Response to Line of Fire 14
In the July 25th 2013 edition of Dr.Brown’s radio show he interviews Tzahi Shapira, author of “Return of the Kosher Pig”. At one point during the show Shapira makes an attempt to respond to a point that I raised in Contra Brown.
The point in question is one of the foundational arguments with which the Jewish Scriptures empower the Jew in his debate with any competing faith including the faith in Jesus/Yeshua. It is simply this. God Himself taught the Jews who it is that they are to worship. It follows that no one is authorized to teach differently than God (Deuteronomy 4:9, 15, 35). Shapira’s response is that Jesus was present at Sinai. The thrust of this argument is that the Jews were taught by God to worship a trinity. He bases this bizarre claim on his reading of the complex and mysterious kabbalistic work; the Zohar.
According to Shapira, the Zohar teaches that the voices that the text of Exodus 19:16 describes of are the three voices of a triune god.
Before we analyze Shapira’s understanding of the Zohar we will point out that his argument still does not answer this core Jewish Objection. In Deuteronomy 4:9 we are given to understand that God designated the living testimony of the Jewish people to transmit the message of Sinai to future generations. This concept is reinforced in the book of Isaiah were God points to Israel as the witnesses to the truth of His sovereignty (Isaiah 43:10). Since the living Jewish people saw Shapira’s claim as the very antithesis of what we were taught at Sinai then his claim is without foundation. Throughout history the Jewish people have understood their calling before God that they testify to the world that every iota of finite existence is completely subject to God. The very witnesses God appointed to preserve the message testify that Shapira has it wrong.
When we examine Shapira’s rendering of the Zohar (on page 64 of his book) it becomes obvious that the words of the Zohar have no connection at all to Shapira’s fantasies.
- Shapira inserted the word “Messiah” into the text where no such word appears. In his book he claims that the word “water” is a secret code-word for “Messiah”. He provides no sources for this conjecture.
- Shapira translates the word “ruach” as “spirit” while from the context of the passage it obviously means “wind”.
- Shapira conflates two paragraphs in the Zohar without any textual justification.
- Shapira leads in from the Zohar’s comments on the book of Exodus into the comments on the book of Genesis as if these two followed one another seamlessly. It goes without saying that they do not. The Zohar’s comment on Genesis is a missionary favorite and I have responded to that particular argument in a previous article:http://yourphariseefriend.wordpress.com/2012/01/02/context-and-kabbalah/
- Shapira translates the word “gevanin”, which means “colors” as “voices”. There is no philological basis for this translation.

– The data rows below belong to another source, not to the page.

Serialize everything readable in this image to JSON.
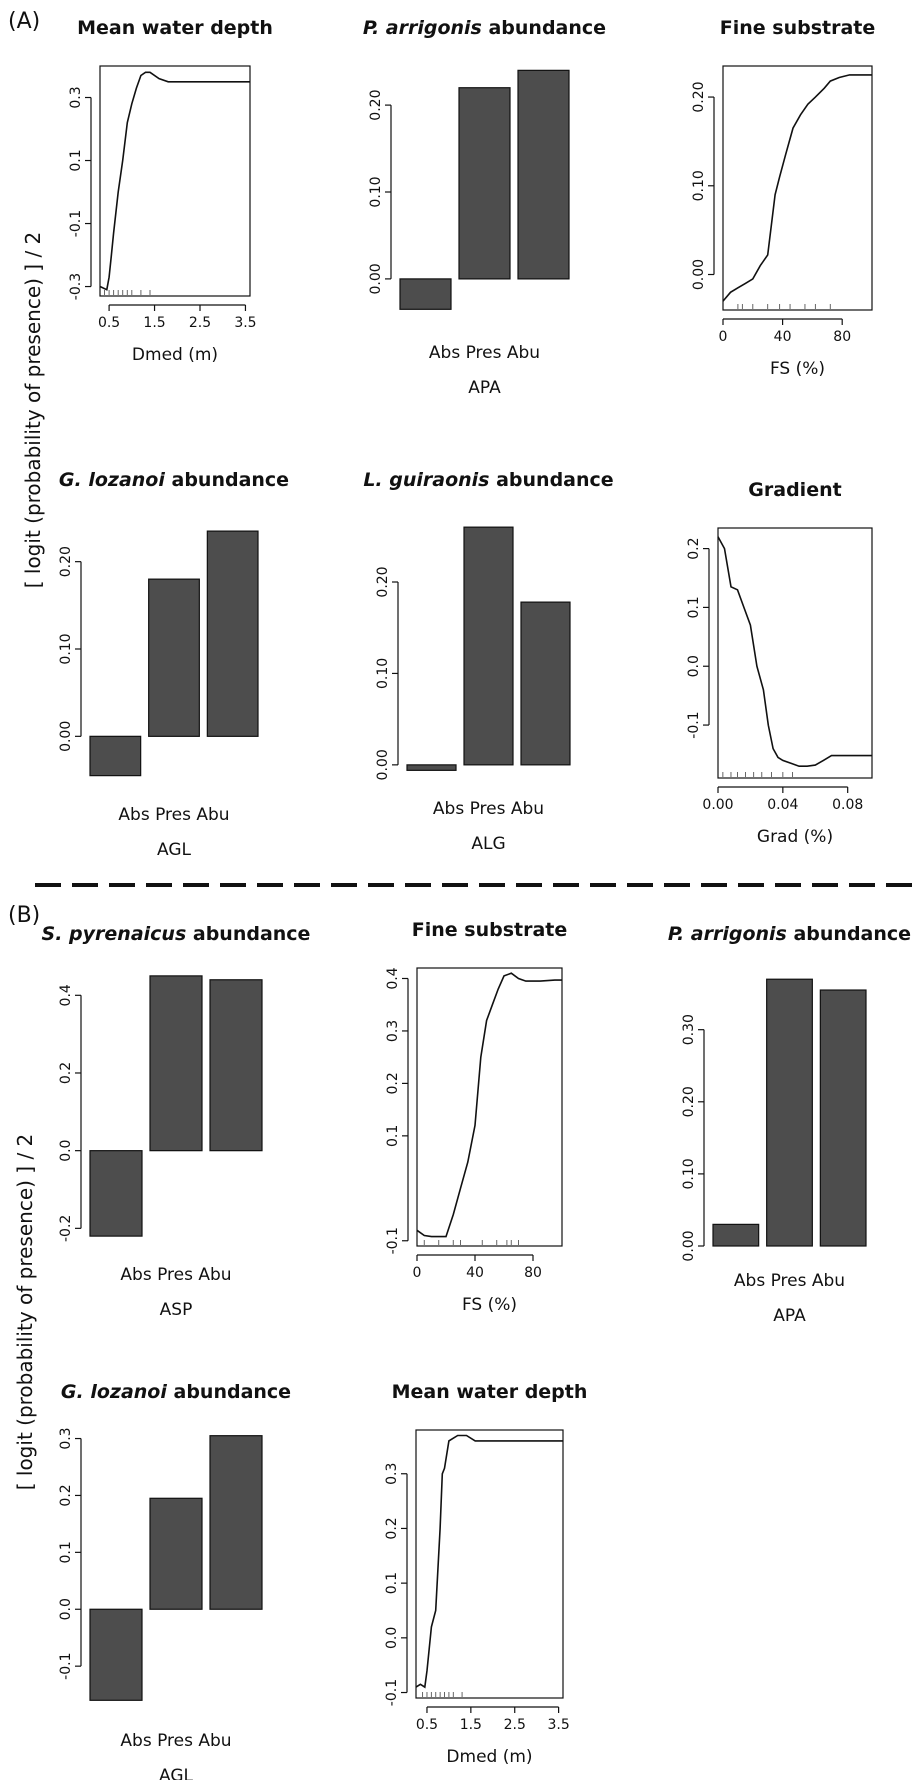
{
  "figure": {
    "panel_labels": [
      "(A)",
      "(B)"
    ],
    "ylabel": "[ logit (probability of presence) ] / 2"
  },
  "chart_data": [
    {
      "panel": "A",
      "type": "line",
      "title": "Mean water depth",
      "xlabel": "Dmed (m)",
      "xlim": [
        0.3,
        3.6
      ],
      "ylim": [
        -0.33,
        0.4
      ],
      "xticks": [
        0.5,
        1.5,
        2.5,
        3.5
      ],
      "xtick_labels": [
        "0.5",
        "1.5",
        "2.5",
        "3.5"
      ],
      "yticks": [
        -0.3,
        -0.1,
        0.1,
        0.3
      ],
      "ytick_labels": [
        "-0.3",
        "-0.1",
        "0.1",
        "0.3"
      ],
      "x": [
        0.3,
        0.45,
        0.5,
        0.55,
        0.6,
        0.7,
        0.8,
        0.9,
        1.0,
        1.1,
        1.2,
        1.3,
        1.4,
        1.6,
        1.8,
        2.0,
        2.5,
        3.0,
        3.6
      ],
      "y": [
        -0.3,
        -0.31,
        -0.27,
        -0.2,
        -0.13,
        0.0,
        0.1,
        0.22,
        0.28,
        0.33,
        0.37,
        0.38,
        0.38,
        0.36,
        0.35,
        0.35,
        0.35,
        0.35,
        0.35
      ],
      "rug": [
        0.4,
        0.5,
        0.6,
        0.7,
        0.8,
        0.9,
        1.0,
        1.2,
        1.4
      ]
    },
    {
      "panel": "A",
      "type": "bar",
      "title_italic": "P. arrigonis",
      "title": "abundance",
      "xlabel": "APA",
      "categories": [
        "Abs",
        "Pres",
        "Abu"
      ],
      "values": [
        -0.035,
        0.22,
        0.24
      ],
      "ylim": [
        -0.045,
        0.245
      ],
      "yticks": [
        0.0,
        0.1,
        0.2
      ],
      "ytick_labels": [
        "0.00",
        "0.10",
        "0.20"
      ]
    },
    {
      "panel": "A",
      "type": "line",
      "title": "Fine substrate",
      "xlabel": "FS (%)",
      "xlim": [
        0,
        100
      ],
      "ylim": [
        -0.04,
        0.235
      ],
      "xticks": [
        0,
        40,
        80
      ],
      "xtick_labels": [
        "0",
        "40",
        "80"
      ],
      "yticks": [
        0.0,
        0.1,
        0.2
      ],
      "ytick_labels": [
        "0.00",
        "0.10",
        "0.20"
      ],
      "x": [
        0,
        5,
        10,
        15,
        20,
        25,
        30,
        35,
        38,
        42,
        47,
        52,
        57,
        62,
        68,
        72,
        78,
        85,
        92,
        100
      ],
      "y": [
        -0.03,
        -0.02,
        -0.015,
        -0.01,
        -0.005,
        0.01,
        0.022,
        0.09,
        0.11,
        0.135,
        0.165,
        0.18,
        0.192,
        0.2,
        0.21,
        0.218,
        0.222,
        0.225,
        0.225,
        0.225
      ],
      "rug": [
        10,
        13,
        20,
        30,
        38,
        45,
        55,
        62,
        72
      ]
    },
    {
      "panel": "A",
      "type": "bar",
      "title_italic": "G. lozanoi",
      "title": "abundance",
      "xlabel": "AGL",
      "categories": [
        "Abs",
        "Pres",
        "Abu"
      ],
      "values": [
        -0.045,
        0.18,
        0.235
      ],
      "ylim": [
        -0.05,
        0.25
      ],
      "yticks": [
        0.0,
        0.1,
        0.2
      ],
      "ytick_labels": [
        "0.00",
        "0.10",
        "0.20"
      ]
    },
    {
      "panel": "A",
      "type": "bar",
      "title_italic": "L. guiraonis",
      "title": "abundance",
      "xlabel": "ALG",
      "categories": [
        "Abs",
        "Pres",
        "Abu"
      ],
      "values": [
        -0.006,
        0.26,
        0.178
      ],
      "ylim": [
        -0.01,
        0.27
      ],
      "yticks": [
        0.0,
        0.1,
        0.2
      ],
      "ytick_labels": [
        "0.00",
        "0.10",
        "0.20"
      ]
    },
    {
      "panel": "A",
      "type": "line",
      "title": "Gradient",
      "xlabel": "Grad (%)",
      "xlim": [
        0,
        0.095
      ],
      "ylim": [
        -0.19,
        0.235
      ],
      "xticks": [
        0.0,
        0.04,
        0.08
      ],
      "xtick_labels": [
        "0.00",
        "0.04",
        "0.08"
      ],
      "yticks": [
        -0.1,
        0.0,
        0.1,
        0.2
      ],
      "ytick_labels": [
        "-0.1",
        "0.0",
        "0.1",
        "0.2"
      ],
      "x": [
        0.0,
        0.004,
        0.008,
        0.012,
        0.016,
        0.02,
        0.024,
        0.028,
        0.031,
        0.034,
        0.037,
        0.04,
        0.045,
        0.05,
        0.055,
        0.06,
        0.065,
        0.07,
        0.08,
        0.095
      ],
      "y": [
        0.22,
        0.2,
        0.135,
        0.13,
        0.1,
        0.07,
        0.0,
        -0.04,
        -0.1,
        -0.14,
        -0.155,
        -0.16,
        -0.165,
        -0.17,
        -0.17,
        -0.168,
        -0.16,
        -0.152,
        -0.152,
        -0.152
      ],
      "rug": [
        0.003,
        0.008,
        0.012,
        0.017,
        0.022,
        0.027,
        0.033,
        0.04,
        0.046
      ]
    },
    {
      "panel": "B",
      "type": "bar",
      "title_italic": "S. pyrenaicus",
      "title": "abundance",
      "xlabel": "ASP",
      "categories": [
        "Abs",
        "Pres",
        "Abu"
      ],
      "values": [
        -0.22,
        0.45,
        0.44
      ],
      "ylim": [
        -0.23,
        0.46
      ],
      "yticks": [
        -0.2,
        0.0,
        0.2,
        0.4
      ],
      "ytick_labels": [
        "-0.2",
        "0.0",
        "0.2",
        "0.4"
      ]
    },
    {
      "panel": "B",
      "type": "line",
      "title": "Fine substrate",
      "xlabel": "FS (%)",
      "xlim": [
        0,
        100
      ],
      "ylim": [
        -0.11,
        0.42
      ],
      "xticks": [
        0,
        40,
        80
      ],
      "xtick_labels": [
        "0",
        "40",
        "80"
      ],
      "yticks": [
        -0.1,
        0.1,
        0.2,
        0.3,
        0.4
      ],
      "ytick_labels": [
        "-0.1",
        "0.1",
        "0.2",
        "0.3",
        "0.4"
      ],
      "x": [
        0,
        5,
        10,
        15,
        20,
        25,
        30,
        35,
        40,
        44,
        48,
        52,
        56,
        60,
        65,
        70,
        75,
        85,
        95,
        100
      ],
      "y": [
        -0.08,
        -0.09,
        -0.092,
        -0.092,
        -0.092,
        -0.05,
        0.0,
        0.05,
        0.12,
        0.25,
        0.32,
        0.35,
        0.38,
        0.405,
        0.41,
        0.4,
        0.395,
        0.395,
        0.397,
        0.397
      ],
      "rug": [
        5,
        15,
        25,
        30,
        45,
        55,
        62,
        65,
        70
      ]
    },
    {
      "panel": "B",
      "type": "bar",
      "title_italic": "P. arrigonis",
      "title": "abundance",
      "xlabel": "APA",
      "categories": [
        "Abs",
        "Pres",
        "Abu"
      ],
      "values": [
        0.03,
        0.37,
        0.355
      ],
      "ylim": [
        0.0,
        0.38
      ],
      "yticks": [
        0.0,
        0.1,
        0.2,
        0.3
      ],
      "ytick_labels": [
        "0.00",
        "0.10",
        "0.20",
        "0.30"
      ]
    },
    {
      "panel": "B",
      "type": "bar",
      "title_italic": "G. lozanoi",
      "title": "abundance",
      "xlabel": "AGL",
      "categories": [
        "Abs",
        "Pres",
        "Abu"
      ],
      "values": [
        -0.16,
        0.195,
        0.305
      ],
      "ylim": [
        -0.17,
        0.315
      ],
      "yticks": [
        -0.1,
        0.0,
        0.1,
        0.2,
        0.3
      ],
      "ytick_labels": [
        "-0.1",
        "0.0",
        "0.1",
        "0.2",
        "0.3"
      ]
    },
    {
      "panel": "B",
      "type": "line",
      "title": "Mean water depth",
      "xlabel": "Dmed (m)",
      "xlim": [
        0.25,
        3.6
      ],
      "ylim": [
        -0.11,
        0.38
      ],
      "xticks": [
        0.5,
        1.5,
        2.5,
        3.5
      ],
      "xtick_labels": [
        "0.5",
        "1.5",
        "2.5",
        "3.5"
      ],
      "yticks": [
        -0.1,
        0.0,
        0.1,
        0.2,
        0.3
      ],
      "ytick_labels": [
        "-0.1",
        "0.0",
        "0.1",
        "0.2",
        "0.3"
      ],
      "x": [
        0.25,
        0.35,
        0.45,
        0.5,
        0.55,
        0.6,
        0.7,
        0.8,
        0.85,
        0.9,
        1.0,
        1.1,
        1.2,
        1.3,
        1.4,
        1.6,
        2.0,
        2.5,
        3.0,
        3.6
      ],
      "y": [
        -0.09,
        -0.085,
        -0.09,
        -0.06,
        -0.02,
        0.02,
        0.05,
        0.2,
        0.3,
        0.31,
        0.36,
        0.365,
        0.37,
        0.37,
        0.37,
        0.36,
        0.36,
        0.36,
        0.36,
        0.36
      ],
      "rug": [
        0.4,
        0.5,
        0.6,
        0.7,
        0.8,
        0.9,
        1.0,
        1.1,
        1.3
      ]
    }
  ]
}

The Zohar is describing the spiritual forces that were involved in the sounds that Israel heard during the Sinai experience. These sounds were what Israel heard before God actually spoke to them and these were not the voice or voices of God. This passage in the Zohar is not presenting a teaching on the nature of God.

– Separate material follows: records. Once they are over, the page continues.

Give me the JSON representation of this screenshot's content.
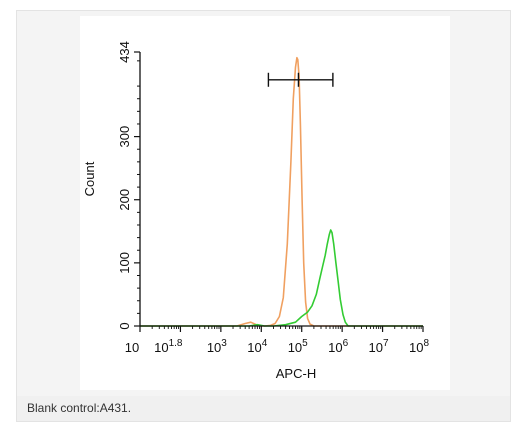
{
  "figure": {
    "caption": "Blank control:A431."
  },
  "chart_data": {
    "type": "line",
    "xlabel": "APC-H",
    "ylabel": "Count",
    "x_scale": "log10",
    "xlim": [
      10,
      100000000
    ],
    "ylim": [
      0,
      434
    ],
    "x_ticks": [
      {
        "value": 10,
        "base": "10",
        "exp": ""
      },
      {
        "value": 63,
        "base": "10",
        "exp": "1.8"
      },
      {
        "value": 1000,
        "base": "10",
        "exp": "3"
      },
      {
        "value": 10000,
        "base": "10",
        "exp": "4"
      },
      {
        "value": 100000,
        "base": "10",
        "exp": "5"
      },
      {
        "value": 1000000,
        "base": "10",
        "exp": "6"
      },
      {
        "value": 10000000,
        "base": "10",
        "exp": "7"
      },
      {
        "value": 100000000,
        "base": "10",
        "exp": "8"
      }
    ],
    "y_ticks": [
      "0",
      "100",
      "200",
      "300",
      "434"
    ],
    "y_tick_values": [
      0,
      100,
      200,
      300,
      434
    ],
    "gate": {
      "x_start": 15000,
      "x_end": 590000,
      "x_mid": 83000,
      "y": 390
    },
    "series": [
      {
        "color": "#f0a060",
        "points": [
          [
            10,
            0
          ],
          [
            1000,
            0
          ],
          [
            2500,
            0
          ],
          [
            4000,
            4
          ],
          [
            5500,
            6
          ],
          [
            7000,
            3
          ],
          [
            9000,
            0
          ],
          [
            12000,
            0
          ],
          [
            17000,
            1
          ],
          [
            22000,
            4
          ],
          [
            28000,
            15
          ],
          [
            35000,
            45
          ],
          [
            44000,
            130
          ],
          [
            54000,
            260
          ],
          [
            62000,
            360
          ],
          [
            70000,
            410
          ],
          [
            76000,
            425
          ],
          [
            80000,
            422
          ],
          [
            86000,
            395
          ],
          [
            93000,
            320
          ],
          [
            102000,
            200
          ],
          [
            112000,
            100
          ],
          [
            125000,
            38
          ],
          [
            140000,
            12
          ],
          [
            160000,
            3
          ],
          [
            200000,
            0
          ],
          [
            1000000,
            0
          ],
          [
            100000000,
            0
          ]
        ]
      },
      {
        "color": "#33cc33",
        "points": [
          [
            10,
            0
          ],
          [
            5000,
            0
          ],
          [
            8000,
            2
          ],
          [
            12000,
            0
          ],
          [
            20000,
            0
          ],
          [
            40000,
            2
          ],
          [
            70000,
            6
          ],
          [
            100000,
            15
          ],
          [
            140000,
            22
          ],
          [
            180000,
            32
          ],
          [
            230000,
            50
          ],
          [
            280000,
            75
          ],
          [
            330000,
            95
          ],
          [
            380000,
            112
          ],
          [
            430000,
            130
          ],
          [
            480000,
            145
          ],
          [
            520000,
            152
          ],
          [
            560000,
            148
          ],
          [
            620000,
            130
          ],
          [
            700000,
            100
          ],
          [
            800000,
            70
          ],
          [
            900000,
            42
          ],
          [
            1050000,
            18
          ],
          [
            1200000,
            6
          ],
          [
            1400000,
            0
          ],
          [
            100000000,
            0
          ]
        ]
      }
    ]
  }
}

In this same radio show Shapira insists that the basis of his belief is the simple contextual meaning of the Jewish Bible. If this were true he would respond to my challenge with a passage in Scripture. The fact that he needed to find his answer in a book that declares his worship to be idolatrous tells us that he was not able to find an answer elsewhere. And the fact that in this short quotation from the Zohar he managed to include five incredible errors tells us that his approach to the Zohar is not based on language or context; neither is it based on a respect for the intention of the author. It is based on the same foundation which had Matthew see the Virgin Mary in Isaiah 7:14.